Like HTML elements, CSS stylesheets can be created using JavaScript. The process has historically been to create a <style> element using document.createElement('style'), and then access its sheet property to obtain a reference to the underlying CSSStyleSheet instance. This method can produce duplicate CSS code and its attendant bloat, and the act of attaching leads to a flash of unstyled content whether there is bloat or not.
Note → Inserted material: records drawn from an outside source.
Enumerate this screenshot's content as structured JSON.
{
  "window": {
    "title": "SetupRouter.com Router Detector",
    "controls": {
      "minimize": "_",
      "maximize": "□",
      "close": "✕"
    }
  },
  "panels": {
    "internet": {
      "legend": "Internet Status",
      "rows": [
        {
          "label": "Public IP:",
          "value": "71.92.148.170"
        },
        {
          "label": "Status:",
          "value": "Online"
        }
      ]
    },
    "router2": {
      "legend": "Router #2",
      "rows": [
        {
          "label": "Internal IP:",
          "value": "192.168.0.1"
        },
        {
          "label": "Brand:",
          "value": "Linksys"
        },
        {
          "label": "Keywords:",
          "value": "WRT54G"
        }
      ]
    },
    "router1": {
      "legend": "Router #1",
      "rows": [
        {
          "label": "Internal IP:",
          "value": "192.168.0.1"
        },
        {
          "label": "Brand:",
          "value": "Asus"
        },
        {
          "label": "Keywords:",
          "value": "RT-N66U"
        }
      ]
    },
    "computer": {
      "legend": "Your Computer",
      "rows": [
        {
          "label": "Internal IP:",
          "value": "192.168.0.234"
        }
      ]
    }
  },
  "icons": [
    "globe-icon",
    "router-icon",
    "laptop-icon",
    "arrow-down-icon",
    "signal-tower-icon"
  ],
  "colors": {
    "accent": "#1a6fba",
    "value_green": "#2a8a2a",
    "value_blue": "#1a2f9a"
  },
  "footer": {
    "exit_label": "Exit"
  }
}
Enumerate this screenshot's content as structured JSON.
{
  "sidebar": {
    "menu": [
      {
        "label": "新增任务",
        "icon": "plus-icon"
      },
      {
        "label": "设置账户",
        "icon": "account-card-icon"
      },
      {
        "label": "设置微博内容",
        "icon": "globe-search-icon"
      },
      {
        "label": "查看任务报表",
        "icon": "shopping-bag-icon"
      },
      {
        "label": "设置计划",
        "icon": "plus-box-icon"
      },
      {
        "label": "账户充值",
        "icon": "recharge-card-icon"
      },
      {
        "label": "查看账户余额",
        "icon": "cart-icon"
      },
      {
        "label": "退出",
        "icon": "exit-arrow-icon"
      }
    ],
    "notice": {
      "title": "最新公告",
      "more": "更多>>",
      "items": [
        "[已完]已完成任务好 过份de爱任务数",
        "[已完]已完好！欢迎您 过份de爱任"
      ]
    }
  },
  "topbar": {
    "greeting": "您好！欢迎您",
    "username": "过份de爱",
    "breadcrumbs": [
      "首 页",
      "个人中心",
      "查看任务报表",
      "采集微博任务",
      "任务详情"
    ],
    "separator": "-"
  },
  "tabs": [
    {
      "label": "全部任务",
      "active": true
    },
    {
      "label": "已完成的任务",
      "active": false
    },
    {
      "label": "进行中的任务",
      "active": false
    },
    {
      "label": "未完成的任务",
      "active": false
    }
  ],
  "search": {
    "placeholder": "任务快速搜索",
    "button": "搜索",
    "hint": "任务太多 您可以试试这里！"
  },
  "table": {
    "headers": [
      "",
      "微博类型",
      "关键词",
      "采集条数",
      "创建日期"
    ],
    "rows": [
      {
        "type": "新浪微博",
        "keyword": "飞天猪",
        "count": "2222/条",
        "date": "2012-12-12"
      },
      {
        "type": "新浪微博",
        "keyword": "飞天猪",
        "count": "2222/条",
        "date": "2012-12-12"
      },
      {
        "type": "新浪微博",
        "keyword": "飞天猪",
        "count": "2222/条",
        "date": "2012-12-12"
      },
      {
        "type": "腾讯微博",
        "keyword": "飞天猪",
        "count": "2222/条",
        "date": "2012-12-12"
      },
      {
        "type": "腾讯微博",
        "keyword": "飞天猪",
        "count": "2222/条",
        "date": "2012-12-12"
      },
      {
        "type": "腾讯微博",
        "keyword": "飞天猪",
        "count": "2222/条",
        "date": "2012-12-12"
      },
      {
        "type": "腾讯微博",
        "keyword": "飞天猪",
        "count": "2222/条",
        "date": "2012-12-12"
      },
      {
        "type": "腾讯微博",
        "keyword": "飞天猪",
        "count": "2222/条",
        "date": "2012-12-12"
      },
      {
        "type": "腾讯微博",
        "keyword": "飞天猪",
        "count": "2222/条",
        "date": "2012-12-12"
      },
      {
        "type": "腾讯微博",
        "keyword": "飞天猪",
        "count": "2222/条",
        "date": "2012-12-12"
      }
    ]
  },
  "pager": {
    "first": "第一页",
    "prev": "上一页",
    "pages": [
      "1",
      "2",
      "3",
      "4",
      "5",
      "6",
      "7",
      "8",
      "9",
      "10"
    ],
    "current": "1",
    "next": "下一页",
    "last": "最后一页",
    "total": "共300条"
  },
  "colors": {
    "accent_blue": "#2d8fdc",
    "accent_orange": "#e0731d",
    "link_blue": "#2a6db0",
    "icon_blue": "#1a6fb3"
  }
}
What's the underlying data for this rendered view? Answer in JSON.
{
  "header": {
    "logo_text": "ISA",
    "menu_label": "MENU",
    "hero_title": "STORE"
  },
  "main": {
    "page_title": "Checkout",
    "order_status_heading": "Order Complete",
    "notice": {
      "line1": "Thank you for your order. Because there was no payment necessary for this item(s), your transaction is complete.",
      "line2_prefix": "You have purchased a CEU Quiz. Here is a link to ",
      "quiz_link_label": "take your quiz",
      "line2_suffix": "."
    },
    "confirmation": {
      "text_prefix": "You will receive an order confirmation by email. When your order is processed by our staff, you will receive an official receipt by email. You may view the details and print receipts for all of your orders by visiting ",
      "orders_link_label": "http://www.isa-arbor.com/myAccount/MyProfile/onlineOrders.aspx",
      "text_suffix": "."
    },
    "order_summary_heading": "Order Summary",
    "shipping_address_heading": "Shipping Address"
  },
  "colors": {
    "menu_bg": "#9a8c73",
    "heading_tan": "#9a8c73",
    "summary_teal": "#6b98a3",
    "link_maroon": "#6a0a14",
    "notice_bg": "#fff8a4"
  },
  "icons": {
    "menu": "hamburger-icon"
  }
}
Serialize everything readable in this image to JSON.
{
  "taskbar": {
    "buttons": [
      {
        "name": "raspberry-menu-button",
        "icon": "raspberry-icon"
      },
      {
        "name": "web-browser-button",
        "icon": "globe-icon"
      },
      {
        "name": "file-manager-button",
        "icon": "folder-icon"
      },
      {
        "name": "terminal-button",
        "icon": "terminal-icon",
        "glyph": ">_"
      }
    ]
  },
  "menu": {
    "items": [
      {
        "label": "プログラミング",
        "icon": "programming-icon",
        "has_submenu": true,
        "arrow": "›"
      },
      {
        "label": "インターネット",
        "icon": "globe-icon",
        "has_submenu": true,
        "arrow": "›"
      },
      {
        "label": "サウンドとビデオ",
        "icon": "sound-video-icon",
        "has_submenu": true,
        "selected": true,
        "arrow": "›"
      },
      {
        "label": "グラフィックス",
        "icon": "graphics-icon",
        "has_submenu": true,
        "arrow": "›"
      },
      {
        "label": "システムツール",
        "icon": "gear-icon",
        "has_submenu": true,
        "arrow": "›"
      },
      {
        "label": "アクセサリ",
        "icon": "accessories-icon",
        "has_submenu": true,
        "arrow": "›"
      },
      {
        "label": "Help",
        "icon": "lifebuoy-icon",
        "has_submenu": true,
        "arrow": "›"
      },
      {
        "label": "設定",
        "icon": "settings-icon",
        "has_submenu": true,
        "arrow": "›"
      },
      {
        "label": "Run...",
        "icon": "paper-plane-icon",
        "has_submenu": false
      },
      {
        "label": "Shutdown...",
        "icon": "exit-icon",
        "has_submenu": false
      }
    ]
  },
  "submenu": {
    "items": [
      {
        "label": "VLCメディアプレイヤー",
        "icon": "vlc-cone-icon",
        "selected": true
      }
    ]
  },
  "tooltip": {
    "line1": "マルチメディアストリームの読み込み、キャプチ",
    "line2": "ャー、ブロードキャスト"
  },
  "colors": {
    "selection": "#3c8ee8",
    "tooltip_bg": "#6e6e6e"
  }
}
The CSSStyleSheet interface is the root of a collection of CSS representation interfaces referred to as the CSSOM, offering a programmatic way to manipulate stylesheets as well as eliminating the problems associated with the old method.

CSSStyleSheet

Constructable Stylesheets make it possible to define and prepare shared CSS styles, and then apply those styles to multiple Shadow Roots or the Document easily and without duplication. Updates to a shared CSSStyleSheet are applied to all roots into which it has been adopted, and adopting a stylesheet is fast and synchronous once the sheet has been loaded.

Usage

Constructable Stylesheets can be used:

  • to provide a centralized theme used by many components
    • the theme can be a CSSStyleSheet instance passed to components, with updates to the theme propagating out to components automatically
  • to distribute CSS Custom Property values to specific DOM subtrees without relying on the cascade
  • as a direct interface to the browser's CSS parser, making it easy to preload stylesheets without injecting them into the DOM

Constructing a stylesheet

The Constructable StyleSheets specification makes it possible to create stylesheets imperatively by invoking the CSSStyleSheet() constructor. The resulting CSSStyleSheet object has two new methods that make it safer to add and update stylesheet rules without triggering Flash of Unstyled Content (FOUC). The replace() and replaceSync() methods both replace the stylesheet with a string of CSS, and replace() returns a Promise.